Appeal by the defendant from a judgment of the Supreme Court, Kings County (Barasch, J.), rendered August 6, 1991, convicting him of *881criminal possession of a controlled substance in the fourth degree, upon a jury verdict, and imposing sentence. The appeal brings up for review the denial, after a hearing, of that branch of the defendant’s omnibus motion which was to suppress a beeper and currency recovered from him.
Ordered that the judgment is affirmed.
The defendant was observed riding in a stolen car with two other individuals, the codefendant Sheray Parks and a third person who was driving the car, George Bullock. After being pursued by the police, Bullock drove the car onto a sidewalk and stopped. All three occupants of the car, including the defendant, fled and ran in different directions. The defendant was apprehended and arrested. A search of the car’s glove compartment revealed 92 vials of crack cocaine and a plastic bag also containing that narcotic. The defendant was searched at the precinct, and a beeper and $180 in 10 and 20 dollar bills were recovered from his possession. The defendant was charged with criminal possession of a controlled substance in the fourth degree.

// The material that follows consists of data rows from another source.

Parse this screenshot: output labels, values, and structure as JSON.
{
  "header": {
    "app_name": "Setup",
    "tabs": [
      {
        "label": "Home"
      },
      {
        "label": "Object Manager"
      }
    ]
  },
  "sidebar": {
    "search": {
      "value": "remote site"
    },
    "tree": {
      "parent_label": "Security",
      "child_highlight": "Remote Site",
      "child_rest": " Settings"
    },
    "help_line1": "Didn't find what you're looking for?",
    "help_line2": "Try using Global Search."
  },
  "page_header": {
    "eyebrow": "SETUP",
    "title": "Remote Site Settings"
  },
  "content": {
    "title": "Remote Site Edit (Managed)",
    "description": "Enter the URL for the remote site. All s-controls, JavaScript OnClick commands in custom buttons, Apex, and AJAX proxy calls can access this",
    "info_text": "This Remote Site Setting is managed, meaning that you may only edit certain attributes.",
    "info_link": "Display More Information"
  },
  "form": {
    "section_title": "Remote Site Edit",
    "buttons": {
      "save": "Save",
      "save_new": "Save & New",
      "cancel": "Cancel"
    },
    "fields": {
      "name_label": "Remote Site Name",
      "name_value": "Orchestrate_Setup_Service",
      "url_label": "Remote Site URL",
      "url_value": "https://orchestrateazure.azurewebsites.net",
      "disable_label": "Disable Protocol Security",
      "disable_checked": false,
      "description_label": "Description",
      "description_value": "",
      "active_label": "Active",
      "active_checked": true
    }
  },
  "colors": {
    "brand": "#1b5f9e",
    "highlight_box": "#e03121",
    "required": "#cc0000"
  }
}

At the beginning of the trial, but after the impanelling of the jury, one of the jurors sought to be excused for health reasons. On the record, the court conducted an in-camera inquiry, at which defense counsel was present but the defendant was not. At the urging of the defense attorney, the juror was subsequently discharged and an alternate juror was sworn. The defendant was convicted of the crime charged. He now argues that the removal of the juror in his absence deprived him of a trial by a jury in whose selection he had participated. We disagree (see, People v Darby, 75 NY2d 449).

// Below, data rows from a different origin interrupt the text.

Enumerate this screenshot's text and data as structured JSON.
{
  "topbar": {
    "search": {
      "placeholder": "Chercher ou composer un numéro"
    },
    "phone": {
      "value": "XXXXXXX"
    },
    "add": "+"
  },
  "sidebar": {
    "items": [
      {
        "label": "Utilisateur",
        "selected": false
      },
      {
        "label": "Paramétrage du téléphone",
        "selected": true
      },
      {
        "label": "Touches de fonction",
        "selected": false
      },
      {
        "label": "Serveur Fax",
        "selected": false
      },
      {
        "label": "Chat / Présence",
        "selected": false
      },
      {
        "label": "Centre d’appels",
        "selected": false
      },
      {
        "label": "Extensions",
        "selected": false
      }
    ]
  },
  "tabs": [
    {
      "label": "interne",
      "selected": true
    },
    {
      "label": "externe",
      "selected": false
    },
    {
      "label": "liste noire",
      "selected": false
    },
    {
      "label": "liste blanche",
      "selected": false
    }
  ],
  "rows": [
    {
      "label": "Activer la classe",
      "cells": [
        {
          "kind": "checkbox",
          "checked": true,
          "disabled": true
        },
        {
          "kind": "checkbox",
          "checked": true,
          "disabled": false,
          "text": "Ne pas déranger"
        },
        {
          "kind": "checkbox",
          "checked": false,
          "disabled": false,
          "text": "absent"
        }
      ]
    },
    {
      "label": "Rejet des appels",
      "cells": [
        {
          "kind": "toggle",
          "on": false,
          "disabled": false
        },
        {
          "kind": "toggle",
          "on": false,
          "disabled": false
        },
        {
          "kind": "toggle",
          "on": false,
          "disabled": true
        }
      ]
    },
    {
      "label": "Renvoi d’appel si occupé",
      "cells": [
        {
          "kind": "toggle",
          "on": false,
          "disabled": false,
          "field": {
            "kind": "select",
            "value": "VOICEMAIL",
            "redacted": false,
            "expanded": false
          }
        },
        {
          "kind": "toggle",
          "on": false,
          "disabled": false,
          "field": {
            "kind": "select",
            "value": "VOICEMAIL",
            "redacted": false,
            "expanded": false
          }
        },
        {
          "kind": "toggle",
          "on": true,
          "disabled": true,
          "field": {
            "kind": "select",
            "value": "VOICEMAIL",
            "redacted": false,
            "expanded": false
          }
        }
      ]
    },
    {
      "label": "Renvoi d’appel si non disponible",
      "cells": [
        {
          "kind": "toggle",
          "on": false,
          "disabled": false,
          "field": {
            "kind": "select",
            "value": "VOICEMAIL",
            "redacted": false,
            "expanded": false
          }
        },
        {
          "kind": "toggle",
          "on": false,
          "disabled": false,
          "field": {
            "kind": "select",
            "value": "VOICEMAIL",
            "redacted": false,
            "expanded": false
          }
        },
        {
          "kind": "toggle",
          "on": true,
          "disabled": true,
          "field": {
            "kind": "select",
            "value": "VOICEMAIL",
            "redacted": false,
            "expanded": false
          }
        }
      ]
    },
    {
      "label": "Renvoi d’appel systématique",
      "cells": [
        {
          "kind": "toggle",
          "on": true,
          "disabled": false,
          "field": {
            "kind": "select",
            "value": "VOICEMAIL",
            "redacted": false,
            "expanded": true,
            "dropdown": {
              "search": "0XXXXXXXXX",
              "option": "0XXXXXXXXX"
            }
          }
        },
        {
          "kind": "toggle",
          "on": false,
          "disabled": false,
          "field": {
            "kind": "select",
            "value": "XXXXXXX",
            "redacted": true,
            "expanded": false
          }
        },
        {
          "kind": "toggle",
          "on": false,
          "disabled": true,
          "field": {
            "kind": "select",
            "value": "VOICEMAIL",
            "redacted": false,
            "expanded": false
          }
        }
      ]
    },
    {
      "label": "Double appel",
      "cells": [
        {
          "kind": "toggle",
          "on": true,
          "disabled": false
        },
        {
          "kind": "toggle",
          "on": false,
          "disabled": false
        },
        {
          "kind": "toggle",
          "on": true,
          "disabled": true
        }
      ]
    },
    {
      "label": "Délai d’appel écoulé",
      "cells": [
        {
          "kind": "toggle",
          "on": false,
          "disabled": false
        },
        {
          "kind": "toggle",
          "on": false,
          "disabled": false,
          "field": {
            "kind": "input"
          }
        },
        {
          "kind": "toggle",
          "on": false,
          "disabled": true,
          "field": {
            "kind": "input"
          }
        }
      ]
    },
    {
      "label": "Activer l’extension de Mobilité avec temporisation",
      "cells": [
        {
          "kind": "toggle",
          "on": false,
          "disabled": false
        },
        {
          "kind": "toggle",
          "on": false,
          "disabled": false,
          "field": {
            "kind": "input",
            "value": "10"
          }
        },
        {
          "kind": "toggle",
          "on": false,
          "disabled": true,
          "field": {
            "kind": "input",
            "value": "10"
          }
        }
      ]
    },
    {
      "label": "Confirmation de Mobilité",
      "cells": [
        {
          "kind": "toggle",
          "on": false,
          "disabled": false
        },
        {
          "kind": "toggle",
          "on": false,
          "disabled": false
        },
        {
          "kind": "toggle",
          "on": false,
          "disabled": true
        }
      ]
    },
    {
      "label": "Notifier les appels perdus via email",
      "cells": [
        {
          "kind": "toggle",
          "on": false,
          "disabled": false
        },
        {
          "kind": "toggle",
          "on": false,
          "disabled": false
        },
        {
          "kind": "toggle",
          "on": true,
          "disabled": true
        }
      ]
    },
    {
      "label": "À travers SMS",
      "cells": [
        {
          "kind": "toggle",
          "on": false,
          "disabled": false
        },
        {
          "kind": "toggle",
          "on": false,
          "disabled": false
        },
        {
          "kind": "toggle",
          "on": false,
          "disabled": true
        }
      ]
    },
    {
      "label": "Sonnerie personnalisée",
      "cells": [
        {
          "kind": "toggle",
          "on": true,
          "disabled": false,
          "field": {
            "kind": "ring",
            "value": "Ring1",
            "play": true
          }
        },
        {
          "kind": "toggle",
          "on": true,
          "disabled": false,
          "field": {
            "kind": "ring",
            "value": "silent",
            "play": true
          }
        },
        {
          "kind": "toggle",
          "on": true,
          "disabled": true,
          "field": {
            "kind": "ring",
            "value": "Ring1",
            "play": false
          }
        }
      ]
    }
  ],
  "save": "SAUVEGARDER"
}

The defendant’s further contention that the court erred in admitting into evidence the beeper and the currency found in his possession is likewise without merit. A review of the record establishes that these items were not introduced to show a general criminal propensity but rather to rebut the claim raised in the opening statement by defense counsel that the defendant was unaware of the presence of the drugs in the glove compartment of the car. Moreover, the probative value of the evidence outweighed its prejudicial effect (see, People v Carpenter, 187 AD2d 519).
The defendant’s remaining contentions are either unpreserved for appellate review or without merit. Rosenblatt, J. P., Lawrence, O’Brien and Copertino, JJ., concur.